The family dynamics are probed, and her father Barry, mother Sharon and brother Leo do not withstand too much scrutiny – Barry is sly and perhaps unfaithful, and there is a whiff of child abuse; Sharon is most concerned with how she is perceived, a true social climber; and Leo is a young man who clearly has issues. Flashbacks also show that Daisy isn’t the delightful child one might imagine. A manipulative young lady living in an über-tidy daisy-themed bedroom could get the most amateur of Freudians hypothesising….

The Mason family is not a wholesome example of family values. The author clearly must have had fun dreaming up the essentially rather loathsome adults, but by not giving them some quirks and foibles, they are a little too simple and two dimensional, and just too easy to dislike. A little more complexity would have worked wonders for me. In DI Adam Fawley by contrast, Cara Hunter has created a more sympathetic and rounded man, deeply wounded, as he tries to recover from the fairly recent bereavement of his own son, Jake.

The author is incredibly adept at leading the reader through the “mazey” investigation, sliding in clues, and keeping her storyline pitch perfect. The narrative swings this way and that, all at a manageable pace, with a twist at the end.

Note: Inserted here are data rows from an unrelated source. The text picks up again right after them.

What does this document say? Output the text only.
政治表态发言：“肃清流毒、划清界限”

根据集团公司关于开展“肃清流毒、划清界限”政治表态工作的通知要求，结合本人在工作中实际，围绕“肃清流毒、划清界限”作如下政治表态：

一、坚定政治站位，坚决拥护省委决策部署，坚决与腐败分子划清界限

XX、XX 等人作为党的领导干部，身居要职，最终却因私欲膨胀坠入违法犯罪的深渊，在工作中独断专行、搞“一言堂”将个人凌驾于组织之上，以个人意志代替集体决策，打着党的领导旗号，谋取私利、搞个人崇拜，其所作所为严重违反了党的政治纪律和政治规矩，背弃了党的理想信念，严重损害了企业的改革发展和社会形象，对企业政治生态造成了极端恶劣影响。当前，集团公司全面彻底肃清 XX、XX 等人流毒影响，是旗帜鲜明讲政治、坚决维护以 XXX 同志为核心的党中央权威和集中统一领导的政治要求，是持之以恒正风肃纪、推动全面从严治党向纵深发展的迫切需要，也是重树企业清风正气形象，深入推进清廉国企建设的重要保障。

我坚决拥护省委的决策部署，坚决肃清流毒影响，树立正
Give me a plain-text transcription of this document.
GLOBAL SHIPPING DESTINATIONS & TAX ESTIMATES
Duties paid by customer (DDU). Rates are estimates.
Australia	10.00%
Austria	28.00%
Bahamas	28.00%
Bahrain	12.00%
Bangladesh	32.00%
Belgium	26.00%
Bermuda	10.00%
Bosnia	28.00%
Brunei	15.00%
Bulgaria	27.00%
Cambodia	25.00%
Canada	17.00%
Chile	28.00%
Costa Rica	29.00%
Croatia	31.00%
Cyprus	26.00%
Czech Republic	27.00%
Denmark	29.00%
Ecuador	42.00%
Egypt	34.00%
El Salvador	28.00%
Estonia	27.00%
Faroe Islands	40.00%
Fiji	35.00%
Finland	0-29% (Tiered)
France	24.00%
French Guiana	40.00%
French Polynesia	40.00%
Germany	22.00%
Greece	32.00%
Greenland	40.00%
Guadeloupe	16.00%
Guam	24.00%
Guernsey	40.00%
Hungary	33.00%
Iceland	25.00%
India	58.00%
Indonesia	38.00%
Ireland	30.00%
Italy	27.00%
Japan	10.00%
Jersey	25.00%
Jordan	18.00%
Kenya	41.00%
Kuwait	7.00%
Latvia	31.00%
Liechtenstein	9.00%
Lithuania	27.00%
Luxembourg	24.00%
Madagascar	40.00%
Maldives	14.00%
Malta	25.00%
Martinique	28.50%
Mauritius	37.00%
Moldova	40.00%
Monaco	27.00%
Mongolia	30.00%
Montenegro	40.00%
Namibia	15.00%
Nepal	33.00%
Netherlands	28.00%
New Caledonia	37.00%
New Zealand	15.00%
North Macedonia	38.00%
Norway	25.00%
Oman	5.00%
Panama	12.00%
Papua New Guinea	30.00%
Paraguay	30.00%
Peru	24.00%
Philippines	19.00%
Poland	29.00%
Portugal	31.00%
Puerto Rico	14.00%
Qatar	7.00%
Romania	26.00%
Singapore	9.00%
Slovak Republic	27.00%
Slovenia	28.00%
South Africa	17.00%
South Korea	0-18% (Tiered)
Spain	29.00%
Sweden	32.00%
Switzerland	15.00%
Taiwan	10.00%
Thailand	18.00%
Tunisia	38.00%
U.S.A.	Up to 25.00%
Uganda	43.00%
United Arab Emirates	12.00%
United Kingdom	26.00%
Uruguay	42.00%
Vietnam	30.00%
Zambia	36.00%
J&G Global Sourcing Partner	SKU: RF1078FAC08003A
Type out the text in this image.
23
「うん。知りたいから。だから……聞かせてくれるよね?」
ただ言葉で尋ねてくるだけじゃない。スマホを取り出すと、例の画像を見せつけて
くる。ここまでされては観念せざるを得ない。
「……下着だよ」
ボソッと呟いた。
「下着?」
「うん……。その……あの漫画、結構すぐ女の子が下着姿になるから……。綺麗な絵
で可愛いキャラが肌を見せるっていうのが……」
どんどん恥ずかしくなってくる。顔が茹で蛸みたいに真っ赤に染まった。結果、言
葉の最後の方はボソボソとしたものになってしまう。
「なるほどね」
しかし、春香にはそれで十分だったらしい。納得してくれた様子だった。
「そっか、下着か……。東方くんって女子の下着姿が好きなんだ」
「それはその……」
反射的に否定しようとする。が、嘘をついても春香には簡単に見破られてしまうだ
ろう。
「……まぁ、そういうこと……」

In the Acknowledgements the author says of the Oxford location: Oxford must be one of the most fictionalised cities in the world, so you can imagine my trepidation in daring to add to the number of novels – and specifically crime novels written about the place I’m lucky enough to live in. I hope the Oxford of Close to Home will ring true to anyone who knows it, and my readers will certainly be able to find many of the roads and buildings I mention on a map of the city – though it is also worth noting that many of the side streets and other specific locations are my own invention.

This is a featured read in the Spring 2018 of the Richard and Judy Book Club and well deserves its place. I very much look forward to DI Adam Fawley thriller 2 – In the Dark – coming out in July 2018.